Lin Xin suivit son regard et balaya la cour du regard, son attitude changeant du tout au tout. « Tu as dit que personne n'était venu dans cette cour depuis longtemps ? Donc ces herbes sont restées là tout ce temps ? »
« Oui, c'était à l'origine la cour de ma mère. Après son décès, plus personne n'y a mis les pieds. Une fois Qi Shi entrée dans la famille, la cour a été fermée. » répondit Mo Ziyuan.

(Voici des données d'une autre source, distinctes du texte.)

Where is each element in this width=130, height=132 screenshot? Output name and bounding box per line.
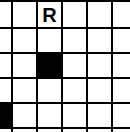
cell-r1c3[interactable]: [61, 27, 86, 52]
cell-r3c5[interactable]: [111, 77, 130, 102]
cell-r1c5[interactable]: [111, 27, 130, 52]
cell-r0c4[interactable]: [86, 0, 111, 27]
cell-r1c1[interactable]: [11, 27, 36, 52]
cell-r5c4[interactable]: [86, 127, 111, 132]
cell-r2c0[interactable]: [0, 52, 11, 77]
cell-r1c2[interactable]: [36, 27, 61, 52]
cell-letter: R: [42, 5, 56, 25]
crossword-grid: R: [0, 0, 130, 132]
cell-r4c3[interactable]: [61, 102, 86, 127]
black-cell-r2c2: [36, 52, 61, 77]
cell-r2c5[interactable]: [111, 52, 130, 77]
cell-r0c5[interactable]: [111, 0, 130, 27]
cell-r0c2[interactable]: R: [36, 0, 61, 27]
cell-r3c3[interactable]: [61, 77, 86, 102]
cell-r4c2[interactable]: [36, 102, 61, 127]
cell-r4c4[interactable]: [86, 102, 111, 127]
cell-r2c3[interactable]: [61, 52, 86, 77]
cell-r5c0[interactable]: [0, 127, 11, 132]
cell-r0c0[interactable]: [0, 0, 11, 27]
cell-r5c2[interactable]: [36, 127, 61, 132]
cell-r3c0[interactable]: [0, 77, 11, 102]
cell-r0c3[interactable]: [61, 0, 86, 27]
cell-r2c1[interactable]: [11, 52, 36, 77]
crossword-frame: R: [0, 0, 130, 132]
cell-r3c4[interactable]: [86, 77, 111, 102]
cell-r5c5[interactable]: [111, 127, 130, 132]
cell-r2c4[interactable]: [86, 52, 111, 77]
cell-r3c2[interactable]: [36, 77, 61, 102]
cell-r0c1[interactable]: [11, 0, 36, 27]
cell-r1c0[interactable]: [0, 27, 11, 52]
cell-r1c4[interactable]: [86, 27, 111, 52]
cell-r4c5[interactable]: [111, 102, 130, 127]
cell-r5c3[interactable]: [61, 127, 86, 132]
cell-r4c1[interactable]: [11, 102, 36, 127]
cell-r5c1[interactable]: [11, 127, 36, 132]
black-cell-r4c0: [0, 102, 11, 127]
cell-r3c1[interactable]: [11, 77, 36, 102]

« Cela······ » Lin Xin hésita, ne sachant comment aborder le sujet.
« Dis ce que tu as à dire. Nous sommes déjà fiancés ; il n'y a plus rien que tu ne puisses savoir. »
Lin Xin roula des yeux en son for intérieur, puis demanda : « Comment est morte ta mère ? »
« Ma mère. » L'expression de Mo Ziyuan s'assombrit. Il essaya machinalement de donner un coup de pied dans l'herbe au sol, mais Lin Xin le retint et l'entraîna sur le côté. « Ce ne sont pas de simples mauvaises herbes. Tu ferais mieux de t'en éloigner. »
« Qu'est-ce que tu veux dire ? »
« Cette herbe s'appelle "Zi Wu Duo Hun". À minuit et à midi, elle libère une substance particulière. Si cette substance se mélange au sel, elle réagit, et une fois dans le corps, la personne s'affaiblit, se met à cracher le sang et meurt lentement. » expliqua Lin Xin.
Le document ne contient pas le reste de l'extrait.